As the chief guest of the opening session, Dr Ahmad Kaikaus, principal secretary to the prime minister said, "We have done better than all countries in the US market for denim products as our capacity is strong in the area."
He stressed that the sector needs to focus on energy efficiency, technology adaptation and industry-academia collaboration.
"We have some challenges on the LDC graduation. We have prepared six papers on the topic and are working with these," he said, adding, "The buyers and the suppliers are partners to each other and must work together."
Sharifa Khan Secretary Economic Relation Division Ministry of Finance said, "The RMG is very resilient through its journey of over 40 years.
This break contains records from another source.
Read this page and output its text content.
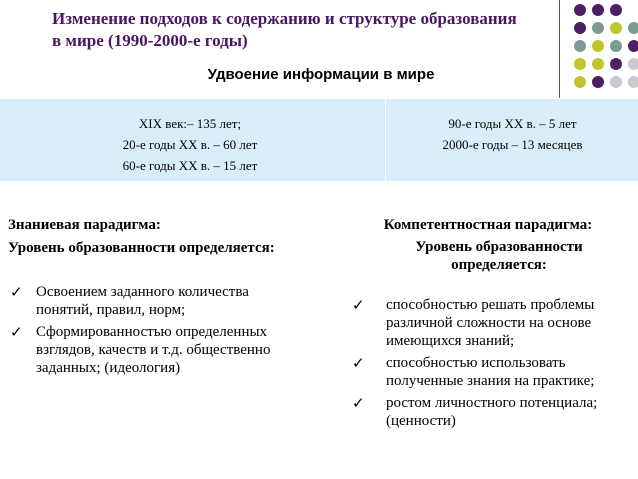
Изменение подходов к содержанию и структуре образования в мире (1990-2000-е годы)
Удвоение информации в мире
XIX век:– 135 лет;
20-е годы XX в. – 60 лет
60-е годы XX в. – 15 лет
90-е годы XX в. – 5 лет
2000-е годы – 13 месяцев
Знаниевая парадигма:
Уровень образованности определяется:
✓ Освоением заданного количества понятий, правил, норм;
✓ Сформированностью определенных взглядов, качеств и т.д. общественно заданных; (идеология)
Компетентностная парадигма:
Уровень образованности определяется:
✓ способностью решать проблемы различной сложности на основе имеющихся знаний;
✓ способностью использовать полученные знания на практике;
✓ ростом личностного потенциала; (ценности)
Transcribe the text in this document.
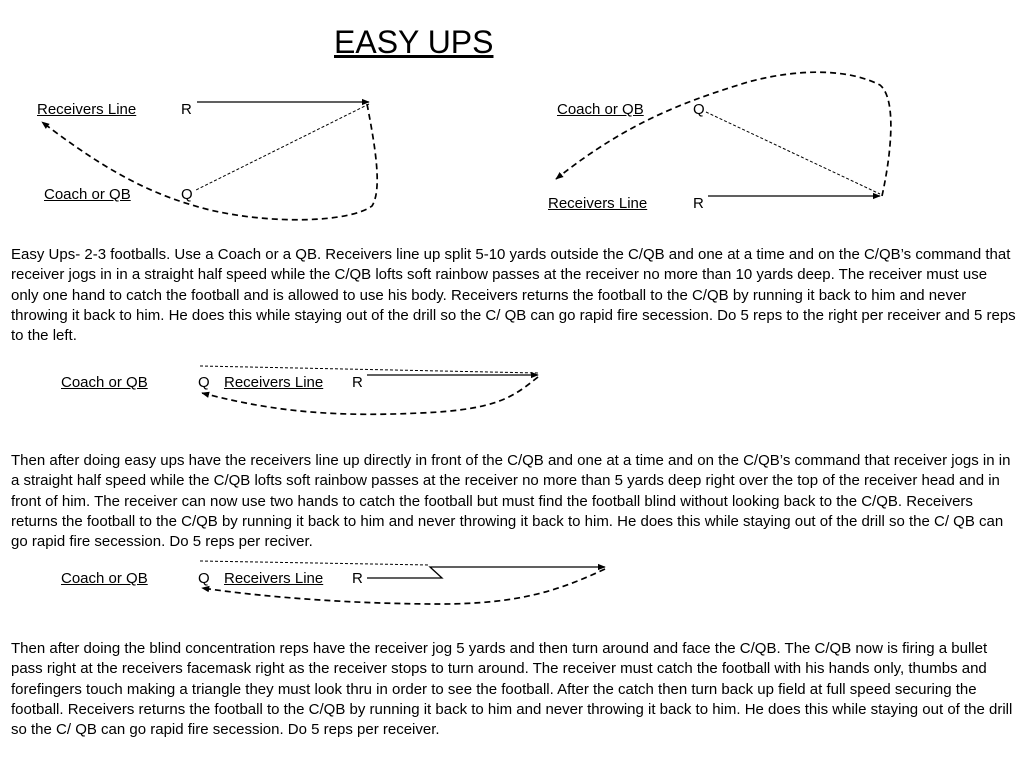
EASY UPS
Receivers Line	R
Coach or QB	Q
Coach or QB	Q
Receivers Line	R
Easy Ups- 2-3 footballs. Use a Coach or a QB. Receivers line up split 5-10 yards outside the C/QB and one at a time and on the C/QB’s command that receiver jogs in in a straight half speed while the C/QB lofts soft rainbow passes at the receiver no more than 10 yards deep. The receiver must use only one hand to catch the football and is allowed to use his body. Receivers returns the football to the C/QB by running it back to him and never throwing it back to him. He does this while staying out of the drill so the C/ QB can go rapid fire secession. Do 5 reps to the right per receiver and 5 reps to the left.
Coach or QB	Q Receivers Line R
Then after doing easy ups have the receivers line up directly in front of the C/QB and one at a time and on the C/QB’s command that receiver jogs in in a straight half speed while the C/QB lofts soft rainbow passes at the receiver no more than 5 yards deep right over the top of the receiver head and in front of him. The receiver can now use two hands to catch the football but must find the football blind without looking back to the C/QB. Receivers returns the football to the C/QB by running it back to him and never throwing it back to him. He does this while staying out of the drill so the C/ QB can go rapid fire secession. Do 5 reps per reciver.
Coach or QB	Q Receivers Line R
Then after doing the blind concentration reps have the receiver jog 5 yards and then turn around and face the C/QB. The C/QB now is firing a bullet pass right at the receivers facemask right as the receiver stops to turn around. The receiver must catch the football with his hands only, thumbs and forefingers touch making a triangle they must look thru in order to see the football. After the catch then turn back up field at full speed securing the football. Receivers returns the football to the C/QB by running it back to him and never throwing it back to him. He does this while staying out of the drill so the C/ QB can go rapid fire secession. Do 5 reps per receiver.
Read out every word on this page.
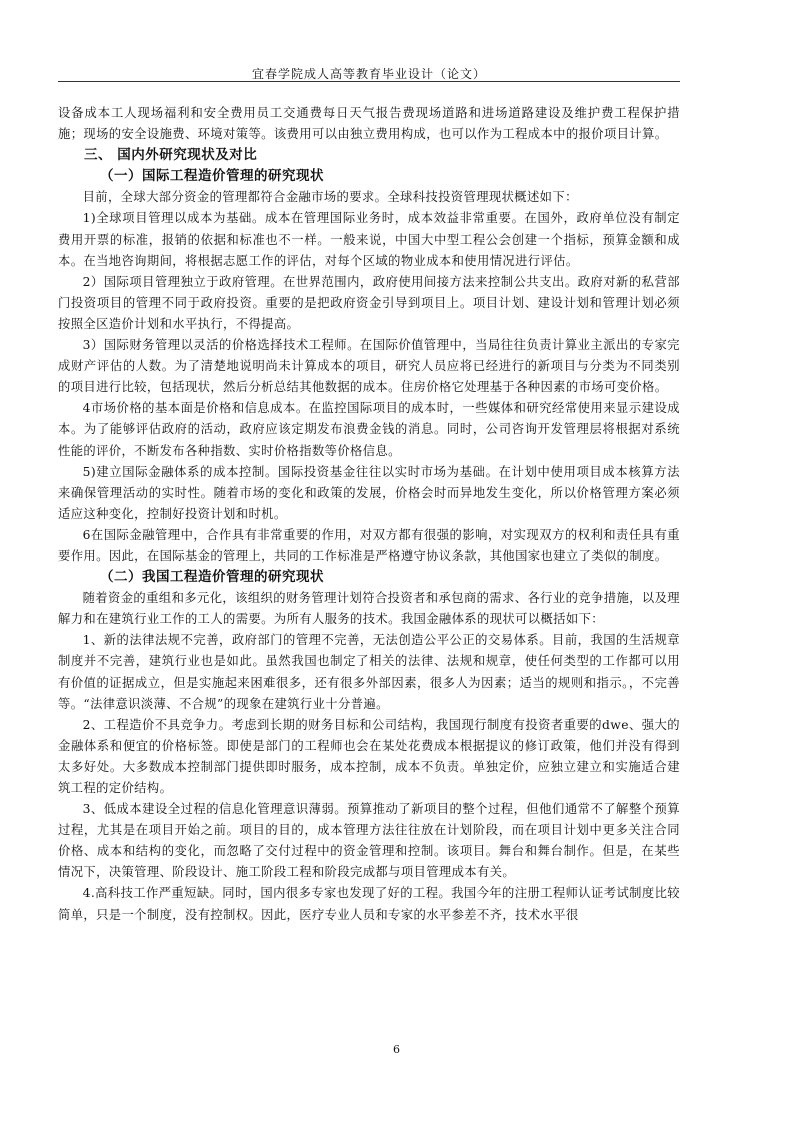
宜春学院成人高等教育毕业设计（论文）

设备成本工人现场福利和安全费用员工交通费每日天气报告费现场道路和进场道路建设及维护费工程保护措施；现场的安全设施费、环境对策等。该费用可以由独立费用构成，也可以作为工程成本中的报价项目计算。

三、 国内外研究现状及对比

（一）国际工程造价管理的研究现状

目前，全球大部分资金的管理都符合金融市场的要求。全球科技投资管理现状概述如下：

1)全球项目管理以成本为基础。成本在管理国际业务时，成本效益非常重要。在国外，政府单位没有制定费用开票的标准，报销的依据和标准也不一样。一般来说，中国大中型工程公会创建一个指标，预算金额和成本。在当地咨询期间，将根据志愿工作的评估，对每个区域的物业成本和使用情况进行评估。

2）国际项目管理独立于政府管理。在世界范围内，政府使用间接方法来控制公共支出。政府对新的私营部门投资项目的管理不同于政府投资。重要的是把政府资金引导到项目上。项目计划、建设计划和管理计划必须按照全区造价计划和水平执行，不得提高。

3）国际财务管理以灵活的价格选择技术工程师。在国际价值管理中，当局往往负责计算业主派出的专家完成财产评估的人数。为了清楚地说明尚未计算成本的项目，研究人员应将已经进行的新项目与分类为不同类别的项目进行比较，包括现状，然后分析总结其他数据的成本。住房价格它处理基于各种因素的市场可变价格。

4市场价格的基本面是价格和信息成本。在监控国际项目的成本时，一些媒体和研究经常使用来显示建设成本。为了能够评估政府的活动，政府应该定期发布浪费金钱的消息。同时，公司咨询开发管理层将根据对系统性能的评价，不断发布各种指数、实时价格指数等价格信息。

5)建立国际金融体系的成本控制。国际投资基金往往以实时市场为基础。在计划中使用项目成本核算方法来确保管理活动的实时性。随着市场的变化和政策的发展，价格会时而异地发生变化，所以价格管理方案必须适应这种变化，控制好投资计划和时机。

6在国际金融管理中，合作具有非常重要的作用，对双方都有很强的影响，对实现双方的权利和责任具有重要作用。因此，在国际基金的管理上，共同的工作标准是严格遵守协议条款，其他国家也建立了类似的制度。

（二）我国工程造价管理的研究现状

随着资金的重组和多元化，该组织的财务管理计划符合投资者和承包商的需求、各行业的竞争措施，以及理解力和在建筑行业工作的工人的需要。为所有人服务的技术。我国金融体系的现状可以概括如下：

1、新的法律法规不完善，政府部门的管理不完善，无法创造公平公正的交易体系。目前，我国的生活规章制度并不完善，建筑行业也是如此。虽然我国也制定了相关的法律、法规和规章，使任何类型的工作都可以用有价值的证据成立，但是实施起来困难很多，还有很多外部因素，很多人为因素；适当的规则和指示。，不完善等。“法律意识淡薄、不合规”的现象在建筑行业十分普遍。

2、工程造价不具竞争力。考虑到长期的财务目标和公司结构，我国现行制度有投资者重要的dwe、强大的金融体系和便宜的价格标签。即使是部门的工程师也会在某处花费成本根据提议的修订政策，他们并没有得到太多好处。大多数成本控制部门提供即时服务，成本控制，成本不负责。单独定价，应独立建立和实施适合建筑工程的定价结构。

3、低成本建设全过程的信息化管理意识薄弱。预算推动了新项目的整个过程，但他们通常不了解整个预算过程，尤其是在项目开始之前。项目的目的，成本管理方法往往放在计划阶段，而在项目计划中更多关注合同价格、成本和结构的变化，而忽略了交付过程中的资金管理和控制。该项目。舞台和舞台制作。但是，在某些情况下，决策管理、阶段设计、施工阶段工程和阶段完成都与项目管理成本有关。

4.高科技工作严重短缺。同时，国内很多专家也发现了好的工程。我国今年的注册工程师认证考试制度比较简单，只是一个制度，没有控制权。因此，医疗专业人员和专家的水平参差不齐，技术水平很

6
We can successfully adapt with the changes."
She said, "We have asked the EU countries for GSP+ facilities till 2029. We are working to increase our productivity. We are also working on developing trade facilities and a logistic support system. We hope we will be able to face the post-LDC challenges."
Dr Nazneen Ahmed, country economist of UNDP said, "Organisations should prioritise technology and innovation. Along with that, skilled workers should be created. If they can do this, Bangladesh will not fail the post LDC challenges."
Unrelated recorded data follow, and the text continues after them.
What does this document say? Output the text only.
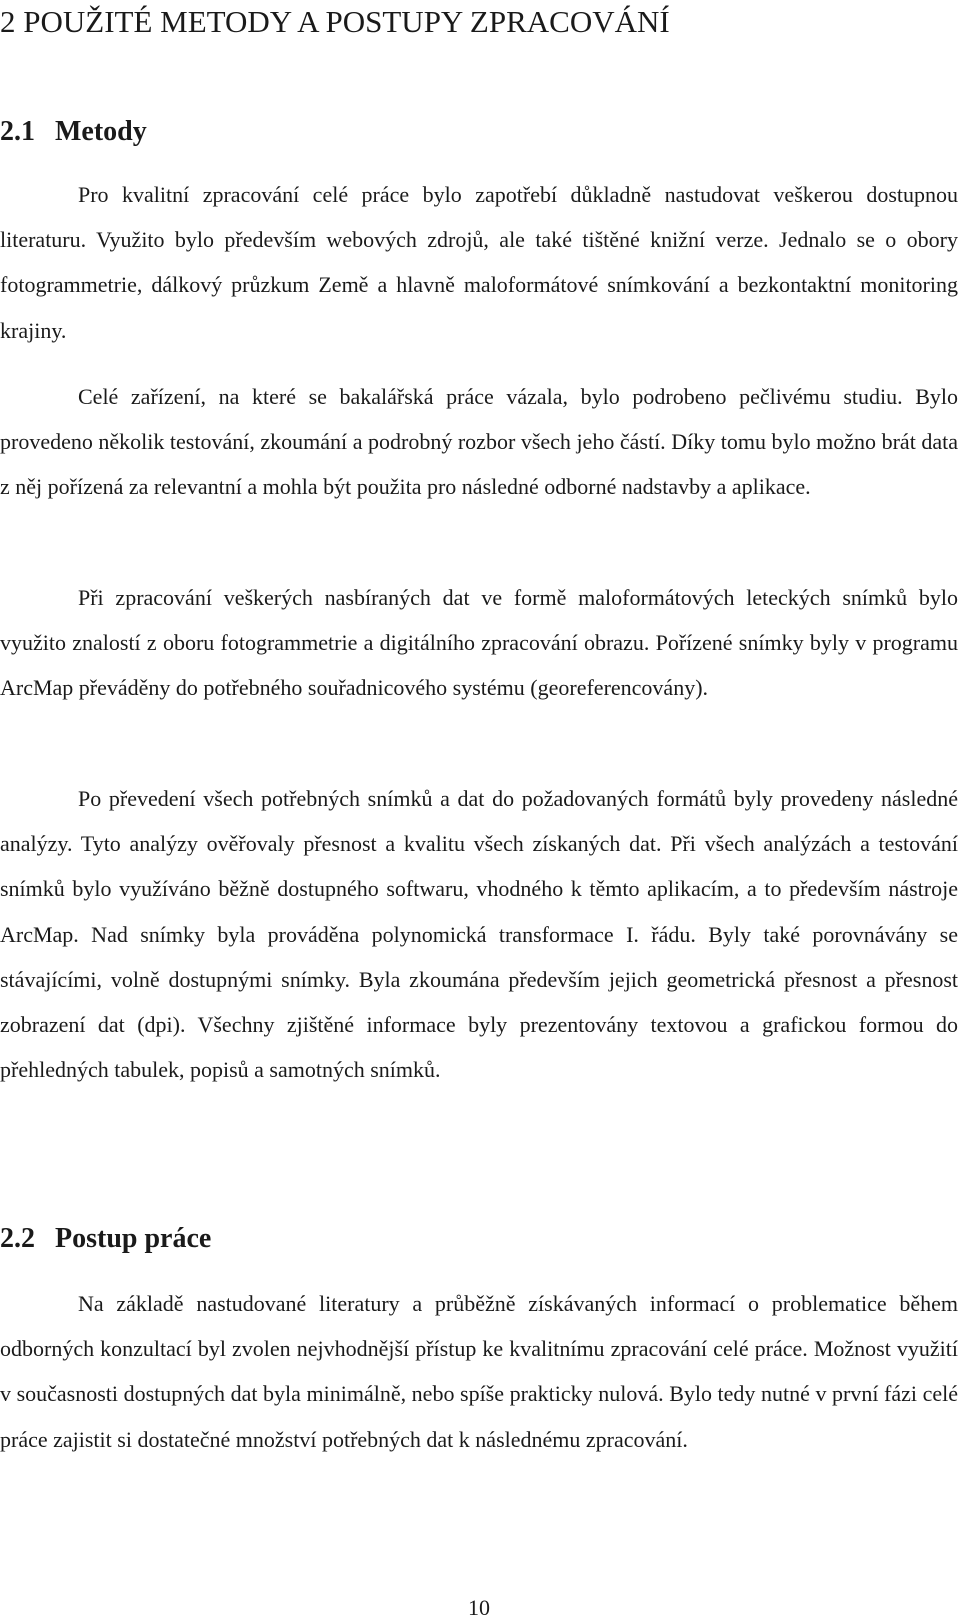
2 POUŽITÉ METODY A POSTUPY ZPRACOVÁNÍ
2.1 Metody

Pro kvalitní zpracování celé práce bylo zapotřebí důkladně nastudovat veškerou dostupnou literaturu. Využito bylo především webových zdrojů, ale také tištěné knižní verze. Jednalo se o obory fotogrammetrie, dálkový průzkum Země a hlavně maloformátové snímkování a bezkontaktní monitoring krajiny.

Celé zařízení, na které se bakalářská práce vázala, bylo podrobeno pečlivému studiu. Bylo provedeno několik testování, zkoumání a podrobný rozbor všech jeho částí. Díky tomu bylo možno brát data z něj pořízená za relevantní a mohla být použita pro následné odborné nadstavby a aplikace.

Při zpracování veškerých nasbíraných dat ve formě maloformátových leteckých snímků bylo využito znalostí z oboru fotogrammetrie a digitálního zpracování obrazu. Pořízené snímky byly v programu ArcMap převáděny do potřebného souřadnicového systému (georeferencovány).

Po převedení všech potřebných snímků a dat do požadovaných formátů byly provedeny následné analýzy. Tyto analýzy ověřovaly přesnost a kvalitu všech získaných dat. Při všech analýzách a testování snímků bylo využíváno běžně dostupného softwaru, vhodného k těmto aplikacím, a to především nástroje ArcMap. Nad snímky byla prováděna polynomická transformace I. řádu. Byly také porovnávány se stávajícími, volně dostupnými snímky. Byla zkoumána především jejich geometrická přesnost a přesnost zobrazení dat (dpi). Všechny zjištěné informace byly prezentovány textovou a grafickou formou do přehledných tabulek, popisů a samotných snímků.

2.2 Postup práce

Na základě nastudované literatury a průběžně získávaných informací o problematice během odborných konzultací byl zvolen nejvhodnější přístup ke kvalitnímu zpracování celé práce. Možnost využití v současnosti dostupných dat byla minimálně, nebo spíše prakticky nulová. Bylo tedy nutné v první fázi celé práce zajistit si dostatečné množství potřebných dat k následnému zpracování.

10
Shwapna Bhowmick, regional head of British multinational retailer Marks and Spencer (M&S) said, "LDC graduates should focus on automation to meet the challenge, otherwise, it cannot keep up."
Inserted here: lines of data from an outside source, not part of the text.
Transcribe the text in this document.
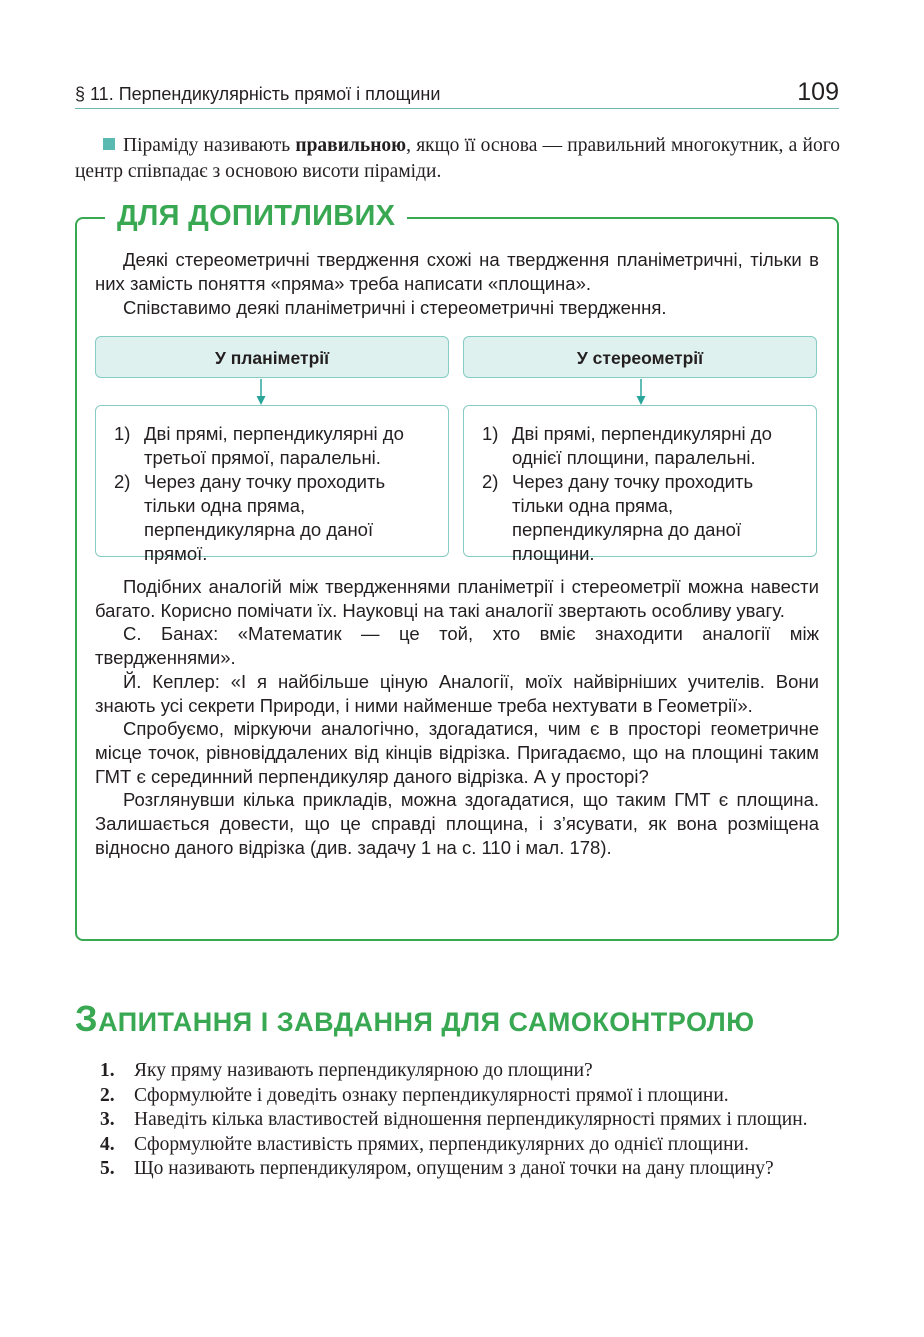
§ 11. Перпендикулярність прямої і площини	109
Піраміду називають правильною, якщо її основа — правильний многокутник, а його центр співпадає з основою висоти піраміди.
ДЛЯ ДОПИТЛИВИХ
Деякі стереометричні твердження схожі на твердження планіметричні, тільки в них замість поняття «пряма» треба написати «площина».
Співставимо деякі планіметричні і стереометричні твердження.
У планіметрії	У стереометрії
1) Дві прямі, перпендикулярні до третьої прямої, паралельні.
2) Через дану точку проходить тільки одна пряма, перпендикулярна до даної прямої.
1) Дві прямі, перпендикулярні до однієї площини, паралельні.
2) Через дану точку проходить тільки одна пряма, перпендикулярна до даної площини.
Подібних аналогій між твердженнями планіметрії і стереометрії можна навести багато. Корисно помічати їх. Науковці на такі аналогії звертають особливу увагу.
С. Банах: «Математик — це той, хто вміє знаходити аналогії між твердженнями».
Й. Кеплер: «І я найбільше ціную Аналогії, моїх найвірніших учителів. Вони знають усі секрети Природи, і ними найменше треба нехтувати в Геометрії».
Спробуємо, міркуючи аналогічно, здогадатися, чим є в просторі геометричне місце точок, рівновіддалених від кінців відрізка. Пригадаємо, що на площині таким ГМТ є серединний перпендикуляр даного відрізка. А у просторі?
Розглянувши кілька прикладів, можна здогадатися, що таким ГМТ є площина. Залишається довести, що це справді площина, і з’ясувати, як вона розміщена відносно даного відрізка (див. задачу 1 на с. 110 і мал. 178).
ЗАПИТАННЯ І ЗАВДАННЯ ДЛЯ САМОКОНТРОЛЮ
1. Яку пряму називають перпендикулярною до площини?
2. Сформулюйте і доведіть ознаку перпендикулярності прямої і площини.
3. Наведіть кілька властивостей відношення перпендикулярності прямих і площин.
4. Сформулюйте властивість прямих, перпендикулярних до однієї площини.
5. Що називають перпендикуляром, опущеним з даної точки на дану площину?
Bangladesh has already received the final recommendation to graduate from the LDC category and if everything goes well, Bangladesh will graduate from LDC in 2026.
Asif Ibrahim, director of BGMEA said, Bangladesh could lose some 14% or $5.73 billion worth of export earnings a year following graduation to LDC status. Possibly the most significant component for the country, Bangladesh continues to enjoy preferential market benefits known as the Generalized System of Preferences (GSP), which includes Duty-Free and Quota-Free (DFQF) access for exports to international development partners of the World Trade Organization (WTO).
"The country enjoys duty-free access to 38 countries under GSP including the UK and 27 EU countries, where the majority of our apparel exports is concentrated. Although Bangladesh stands to lose this access, reformation in human rights and labour rights regulations could renew the country's DFQF access under the Everything But Arms (EBA) initiative of the EU for smooth transition," said Asif Ibrahim.
"Bangladesh should continue its negotiation with its trade partners for concessions and trade preferences for some time even after graduation so that it can prepare well for the transition. There are examples of post-graduation support measures for other LDCs. So, Bangladesh should strengthen its economic diplomacy," he added.
On the final day of the two-day Dhaka Apparel Summit, which is being held in conjunction with the week-long "Made in Bangladesh Week", five sessions were held at the Bashundhara International Convention Centre.
The sessions were – Bangladesh's LDC Graduation impediments and way forward, Responsible Business Needs Global Alliance on Due Diligence-the perspective of Manufacturers and the Western Buyers, Ensuring Workers Well-being, Technology and How it can Shape the industry in Next 10 Years-addressing Skill Gaps and Altering the chronicle of Bangladesh RMG industry narrative.
Apparel buyers, brand representatives, representatives of development support organisations, teachers, researchers, and entrepreneurs spoke in these sessions.
Linda Kromjong president of amfori said, "Emphasis should be placed on product quality and energy efficient institutions should be created."
Dandeep Das, regional director, South Asia and MENAP Products, Intrtek, Said, "Both the buyers and factory owners should do their part in the development of the sector."
Jill Tucker, head of Labour Rights Programme Laudes Foundation said, "Not only the manufacturers, buyers should also take the responsibility to produce sustainable products."
Two expos of the Made in Bangladesh week – Bangladesh Denim Expo and Dhaka Apparel Expo – ended Wednesday with participation of representatives from China, Germany, India, Italy, Japan, Pakistan, San Marino, Singapore, Spain, Turkey, Vietnam, USA and Hong Kong.